# Identify Sequence as Arithmetic, Geometric or Neither

• December 3rd 2009, 11:21 AM
thebristolsound
Identify Sequence as Arithmetic, Geometric or Neither
I have to get all of them correct and for some reason I can't seem to get the right combination.
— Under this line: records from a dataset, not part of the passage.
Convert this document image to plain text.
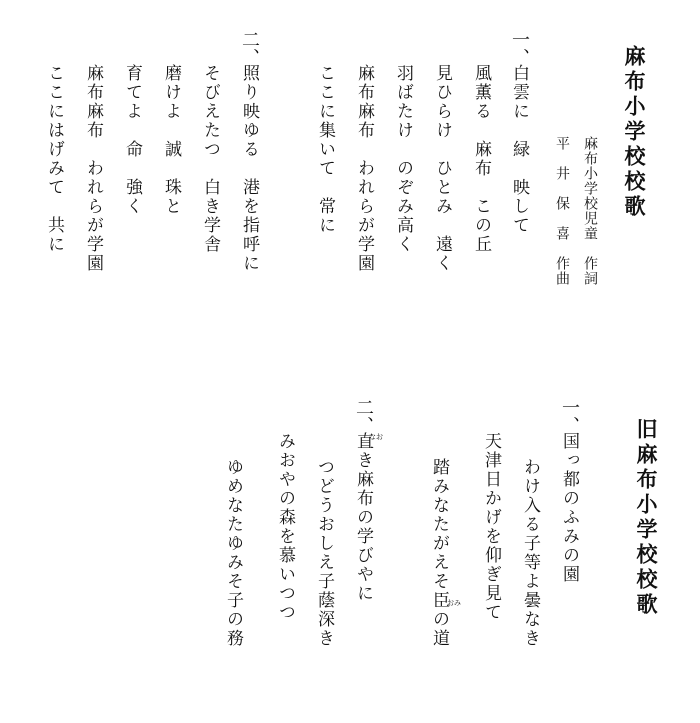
麻布小学校校歌
麻布小学校児童　作詞
平　井　保　喜　作曲
一、
白雲に　緑　映して
風薫る　麻布　この丘
見ひらけ　ひとみ　遠く
羽ばたけ　のぞみ高く
麻布麻布　われらが学園
ここに集いて　常に
二、
照り映ゆる　港を指呼に
そびえたつ　白き学舎
磨けよ　誠　珠と
育てよ　命　強く
麻布麻布　われらが学園
ここにはげみて　共に
旧麻布小学校校歌
一、
国っ都のふみの園
わけ入る子等よ曇なき
天津日かげを仰ぎ見て
踏みなたがえそ臣の道
おみ
二、
直き麻布の学びやに
なお
つどうおしえ子蔭深き
みおやの森を慕いつつ
ゆめなたゆみそ子の務
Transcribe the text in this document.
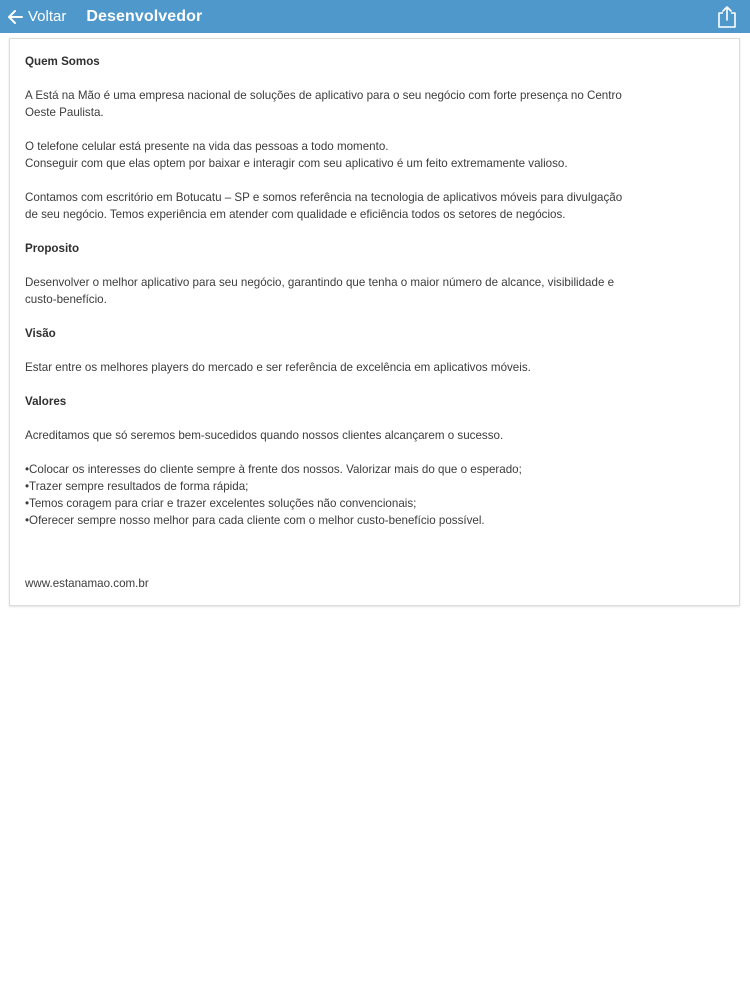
Voltar Desenvolvedor

Quem Somos

A Está na Mão é uma empresa nacional de soluções de aplicativo para o seu negócio com forte presença no Centro

Oeste Paulista.

O telefone celular está presente na vida das pessoas a todo momento.

Conseguir com que elas optem por baixar e interagir com seu aplicativo é um feito extremamente valioso.

Contamos com escritório em Botucatu – SP e somos referência na tecnologia de aplicativos móveis para divulgação

de seu negócio. Temos experiência em atender com qualidade e eficiência todos os setores de negócios.

Proposito

Desenvolver o melhor aplicativo para seu negócio, garantindo que tenha o maior número de alcance, visibilidade e

custo-benefício.

Visão

Estar entre os melhores players do mercado e ser referência de excelência em aplicativos móveis.

Valores

Acreditamos que só seremos bem-sucedidos quando nossos clientes alcançarem o sucesso.

•Colocar os interesses do cliente sempre à frente dos nossos. Valorizar mais do que o esperado;

•Trazer sempre resultados de forma rápida;

•Temos coragem para criar e trazer excelentes soluções não convencionais;

•Oferecer sempre nosso melhor para cada cliente com o melhor custo-benefício possível.

www.estanamao.com.br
How do you evaluate these?

For each the following sequences, enter "A" (without the quotation marks) if is arithmetic, "G" if it is geometric, and "N" if it is neither arithmetic, nor geometric.

http://webwork1.math.utah.edu/webwor...c843dbca81.png

http://webwork1.math.utah.edu/webwor...097122a031.png

http://webwork1.math.utah.edu/webwor...bb89717401.png

http://webwork1.math.utah.edu/webwor...1fe301e911.png

http://webwork1.math.utah.edu/webwor...f83eab8771.png

http://webwork1.math.utah.edu/webwor...3d3f048c31.png

Thank you!
• December 3rd 2009, 11:35 AM
I-Think
Arithmetic Sequences are of the form $a+kd$
Hence, the difference of 2 consecutive terms gives a constant
Eg. 2,5,8,11

Geometric sequences are of the form $ar^k$
Hence, the quotient of 2 consecutive terms gives a constant
Eg. 2,6,18,54

No.1
$1,\frac{1}{2},\frac{1}{3},\frac{1}{4}$
The difference of 2 consecutive terms is not constant
$1-\frac{1}{2}=\frac{1}{2},
\frac{1}{2}-\frac{1}{3}=\frac{1}{6}$

The quotient of 2 consecutive terms is not constant
$\frac{\frac{1}{2}}{\frac{1}{3}}=\frac{3}{2}$

$\frac{\frac{1}{3}}{\frac{1}{4}}=\frac{4}{3}$
Hence it is neither.

No.2
The difference of 2 consecutive terms gives a constant
Hence it is an arithmetic series.
The difference is $\frac{1}{2}$

You should try the rest on your own